Elle n’aurait pourtant pas su définir la nature de ses sentiments. Elle aimait passionnément le gâteau de Khroct mais elle pouvait s’en passer. Par contre, elle ne pouvait s’imaginer sans la présence de celle qu’elle surnommait avec tendresse Khala: celle qui l’entourait même quand elle était loin, qui lui était aussi familière et nécessaire que l’air qu'elle respirait. Et Khalaba souffrait.

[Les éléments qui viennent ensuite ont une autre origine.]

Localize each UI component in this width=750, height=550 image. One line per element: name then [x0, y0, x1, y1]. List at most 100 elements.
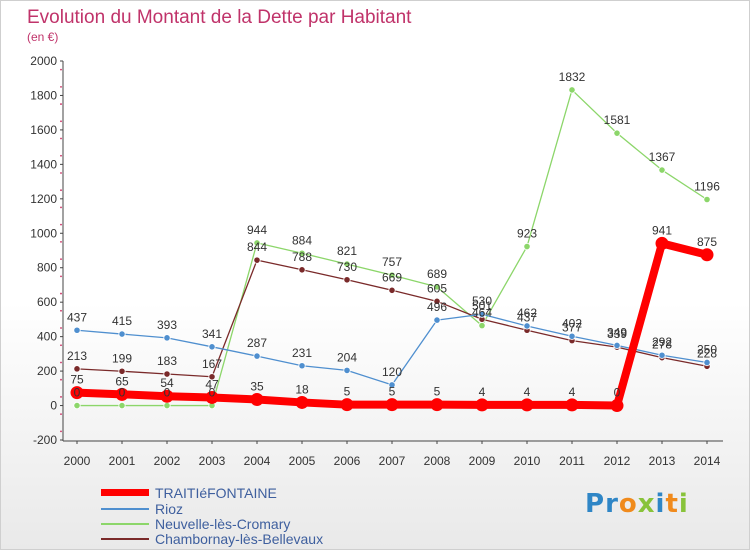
y-tick-label: 200: [37, 364, 57, 378]
data-point: [385, 398, 399, 412]
data-label: 501: [472, 299, 492, 313]
data-point: [118, 367, 126, 375]
data-point: [568, 86, 576, 94]
y-minor-tick: [60, 206, 62, 209]
line-chart: -200020040060080010001200140016001800200…: [30, 54, 723, 468]
x-tick-label: 2012: [604, 454, 631, 468]
data-point: [163, 370, 171, 378]
data-point: [703, 358, 711, 367]
y-minor-tick: [60, 172, 62, 174]
legend-swatch: [101, 538, 149, 540]
y-minor-tick: [60, 430, 62, 433]
data-label: 437: [67, 310, 87, 324]
y-tick-label: 400: [37, 330, 57, 344]
data-point: [433, 283, 441, 291]
chart-unit: (en €): [27, 30, 59, 44]
data-point: [70, 386, 84, 400]
data-label: 875: [697, 235, 717, 249]
data-point: [703, 195, 711, 204]
y-minor-tick: [60, 344, 62, 347]
legend-swatch: [101, 523, 149, 525]
data-point: [343, 276, 351, 284]
data-point: [523, 322, 531, 330]
data-label: 415: [112, 314, 132, 328]
data-label: 167: [202, 357, 222, 371]
data-point: [613, 129, 621, 137]
y-minor-tick: [60, 258, 62, 261]
data-label: 292: [652, 335, 672, 349]
x-tick-label: 2011: [559, 454, 585, 468]
y-minor-tick: [60, 223, 62, 226]
legend-label: Neuvelle-lès-Cromary: [155, 516, 291, 532]
data-point: [433, 316, 441, 324]
data-label: 54: [160, 376, 174, 390]
data-label: 4: [479, 385, 486, 399]
data-label: 5: [344, 385, 351, 399]
y-minor-tick: [60, 309, 62, 312]
data-point: [478, 322, 486, 330]
x-tick-label: 2006: [334, 454, 361, 468]
legend-label: Chambornay-lès-Bellevaux: [155, 531, 324, 547]
x-tick-label: 2000: [64, 454, 91, 468]
data-label: 437: [517, 310, 537, 324]
data-label: 0: [614, 386, 621, 400]
x-tick-label: 2013: [649, 454, 676, 468]
data-point: [658, 351, 666, 359]
y-minor-tick: [60, 240, 62, 243]
legend-label: TRAITIéFONTAINE: [155, 485, 277, 501]
data-point: [250, 393, 264, 407]
y-minor-tick: [60, 85, 62, 88]
data-label: 4: [524, 385, 531, 399]
x-tick-label: 2001: [109, 454, 136, 468]
data-label: 231: [292, 346, 312, 360]
y-minor-tick: [60, 378, 62, 381]
data-point: [298, 362, 306, 370]
x-tick-label: 2007: [379, 454, 406, 468]
y-minor-tick: [60, 327, 62, 329]
x-tick-label: 2004: [244, 454, 271, 468]
data-label: 278: [652, 338, 672, 352]
data-label: 228: [697, 346, 717, 360]
data-label: 4: [569, 385, 576, 399]
data-point: [478, 310, 486, 318]
data-label: 844: [247, 240, 267, 254]
data-label: 605: [427, 281, 447, 295]
data-label: 757: [382, 255, 402, 269]
y-minor-tick: [60, 103, 62, 105]
data-label: 0: [164, 386, 171, 400]
data-point: [613, 341, 621, 350]
data-label: 1581: [604, 113, 631, 127]
data-point: [115, 387, 129, 401]
data-label: 530: [472, 294, 492, 308]
x-tick-label: 2008: [424, 454, 451, 468]
data-point: [523, 242, 531, 251]
data-point: [253, 256, 261, 264]
data-point: [658, 166, 666, 174]
data-point: [520, 398, 534, 412]
data-point: [565, 398, 579, 412]
y-tick-label: 800: [37, 261, 57, 275]
data-point: [700, 248, 714, 262]
data-label: 5: [434, 385, 441, 399]
data-point: [253, 352, 261, 360]
data-point: [298, 249, 306, 257]
data-label: 287: [247, 336, 267, 350]
data-label: 402: [562, 316, 582, 330]
y-minor-tick: [60, 361, 62, 364]
data-label: 788: [292, 250, 312, 264]
y-minor-tick: [60, 275, 62, 278]
data-point: [388, 271, 396, 279]
y-minor-tick: [60, 292, 62, 295]
data-point: [475, 398, 489, 412]
data-point: [655, 236, 669, 250]
data-label: 18: [295, 382, 309, 396]
x-tick-label: 2009: [469, 454, 496, 468]
y-minor-tick: [60, 120, 62, 123]
data-point: [73, 365, 81, 373]
x-tick-label: 2010: [514, 454, 541, 468]
data-label: 730: [337, 260, 357, 274]
data-label: 689: [427, 267, 447, 281]
data-point: [343, 366, 351, 375]
data-label: 1196: [694, 180, 720, 194]
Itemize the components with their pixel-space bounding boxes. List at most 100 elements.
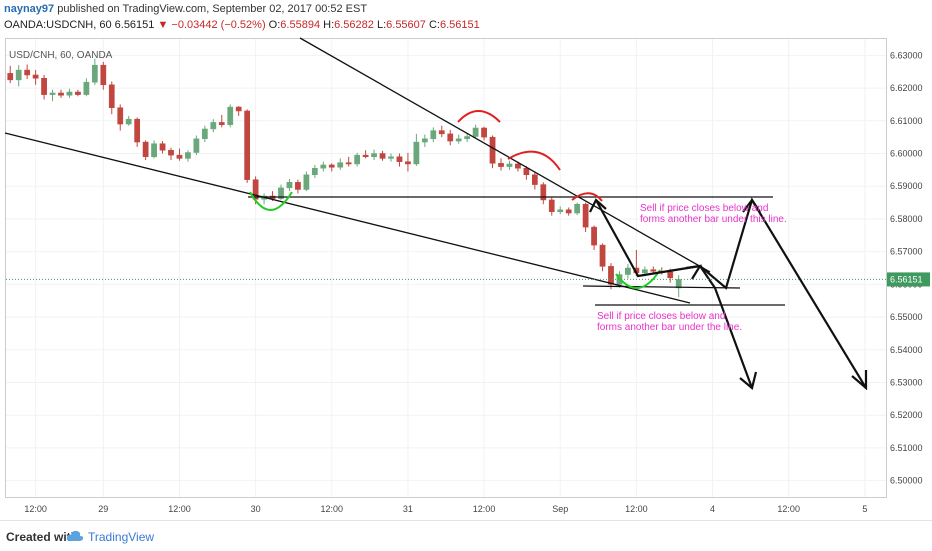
green-arc-2 xyxy=(615,269,661,290)
candle-body xyxy=(168,149,174,156)
author-link[interactable]: naynay97 xyxy=(4,3,55,15)
candle-body xyxy=(388,156,394,159)
candle-body xyxy=(142,141,149,158)
candles xyxy=(7,58,682,298)
candle-body xyxy=(548,199,555,212)
annotation-1-line-1: Sell if price closes below and xyxy=(640,203,768,214)
candle-body xyxy=(472,127,479,137)
y-tick-label: 6.62000 xyxy=(890,83,923,93)
open-label: O: xyxy=(268,19,281,31)
candle-body xyxy=(134,118,141,143)
candle-body xyxy=(41,78,47,95)
x-tick-label: 29 xyxy=(98,504,108,514)
y-tick-label: 6.55000 xyxy=(890,312,923,322)
candle-body xyxy=(421,138,428,143)
close-value: 6.56151 xyxy=(439,19,480,31)
arrowhead-5 xyxy=(685,264,703,280)
candle-body xyxy=(354,154,361,165)
y-tick-label: 6.52000 xyxy=(890,410,923,420)
publish-info: naynay97 published on TradingView.com, S… xyxy=(4,3,367,15)
series-legend: USD/CNH, 60, OANDA xyxy=(9,50,113,61)
candle-body xyxy=(295,182,301,190)
candle-body xyxy=(396,156,403,162)
candle-body xyxy=(185,152,191,159)
candle-body xyxy=(608,266,614,285)
candle-body xyxy=(557,209,564,212)
symbol-label: OANDA:USDCNH, 60 xyxy=(4,19,112,31)
x-tick-label: Sep xyxy=(552,504,568,514)
change-text: −0.03442 (−0.52%) xyxy=(171,19,266,31)
candle-body xyxy=(286,182,293,189)
lower-trendline xyxy=(4,132,691,304)
candle-body xyxy=(320,164,327,169)
high-label: H: xyxy=(323,19,335,31)
candle-body xyxy=(591,226,597,246)
arrowhead-3 xyxy=(742,198,761,213)
candle-body xyxy=(371,153,377,158)
green-arc-1 xyxy=(249,191,293,211)
y-tick-label: 6.54000 xyxy=(890,345,923,355)
candle-body xyxy=(100,64,107,86)
publish-text: published on TradingView.com, September … xyxy=(57,3,368,15)
x-tick-label: 30 xyxy=(251,504,261,514)
candle-body xyxy=(32,74,39,79)
candle-body xyxy=(227,106,234,125)
candle-body xyxy=(201,128,208,140)
candle-body xyxy=(117,107,124,125)
x-tick-label: 12:00 xyxy=(321,504,344,514)
candle-body xyxy=(379,153,386,159)
arrowhead-1 xyxy=(739,371,758,390)
time-axis[interactable]: 12:00 29 12:00 30 12:00 31 12:00 Sep 12:00 4 12:00… xyxy=(24,504,867,514)
y-tick-label: 6.61000 xyxy=(890,116,923,126)
candle-body xyxy=(218,122,225,125)
candle-body xyxy=(7,73,14,81)
last-price-badge xyxy=(887,272,930,287)
created-with-text: Created with xyxy=(6,530,79,544)
candle-body xyxy=(328,164,335,168)
candle-body xyxy=(75,91,81,95)
red-arc-2 xyxy=(507,150,561,171)
candle-body xyxy=(489,136,496,164)
candle-body xyxy=(244,110,251,180)
y-tick-label: 6.60000 xyxy=(890,149,923,159)
price-axis[interactable]: 6.63000 6.62000 6.61000 6.60000 6.59000 6.580… xyxy=(890,50,923,485)
candle-body xyxy=(565,209,572,214)
candle-body xyxy=(625,267,631,275)
ohlc-legend: OANDA:USDCNH, 60 6.56151 ▼ −0.03442 (−0.… xyxy=(4,19,480,31)
tradingview-cloud-icon[interactable] xyxy=(66,529,84,543)
arrowhead-4 xyxy=(589,198,607,213)
x-tick-label: 4 xyxy=(710,504,715,514)
x-tick-label: 12:00 xyxy=(24,504,47,514)
candle-body xyxy=(641,269,648,274)
y-tick-label: 6.50000 xyxy=(890,476,923,486)
low-label: L: xyxy=(376,19,387,31)
candle-body xyxy=(125,118,132,125)
x-tick-label: 31 xyxy=(403,504,413,514)
candle-body xyxy=(108,84,115,108)
candle-body xyxy=(49,92,56,95)
candle-body xyxy=(311,167,318,176)
support-line xyxy=(582,285,741,289)
candle-body xyxy=(481,127,487,138)
last-price-marker: 6.56151 xyxy=(6,272,930,287)
candle-body xyxy=(15,69,22,81)
chart-header: naynay97 published on TradingView.com, S… xyxy=(0,0,932,38)
candle-body xyxy=(210,122,217,130)
low-value: 6.55607 xyxy=(386,19,426,31)
candle-body xyxy=(413,141,420,165)
candle-body xyxy=(91,64,98,83)
x-tick-label: 12:00 xyxy=(473,504,496,514)
y-tick-label: 6.58000 xyxy=(890,214,923,224)
candle-body xyxy=(193,138,200,153)
tradingview-brand[interactable]: TradingView xyxy=(88,530,155,544)
candle-body xyxy=(540,184,547,201)
candle-body xyxy=(498,163,504,167)
open-value: 6.55894 xyxy=(280,19,321,31)
y-tick-label: 6.51000 xyxy=(890,443,923,453)
candle-body xyxy=(430,130,437,140)
annotations: Sell if price closes below and forms ano… xyxy=(597,203,787,333)
candle-body xyxy=(303,174,310,190)
grid xyxy=(6,39,886,497)
candle-body xyxy=(506,163,513,167)
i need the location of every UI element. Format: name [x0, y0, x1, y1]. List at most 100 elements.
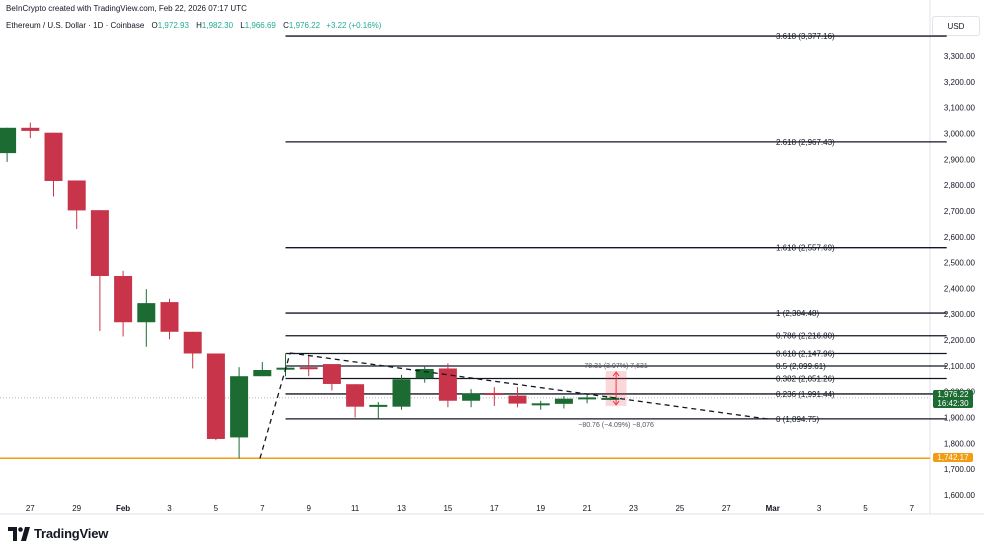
symbol-name: Ethereum / U.S. Dollar · 1D · Coinbase [6, 21, 145, 30]
x-tick-label: 7 [910, 504, 915, 513]
x-tick-label: 27 [26, 504, 35, 513]
x-tick-label: 7 [260, 504, 265, 513]
y-tick-label: 3,100.00 [944, 104, 976, 113]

Ce cri, dont elle avait perçu la détresse, ouvrait une faille dans l’univers intime de Maelivia. Les images qui l’avaient précédemment habitée sombraient dans cet abîme. Ce gouffre était plus effrayant que toutes les visions qui l’avaient hantée. Au centre de la terre, dans les profondeurs de son être, sans la voix rassurante de Khalaba, Maelivia plongeait dans le froid et l’absence.

Elle s’en rendit compte, s’ébroua et s’élança hors de la source dont elle longea les bords glissants d’un pas sûr et léger.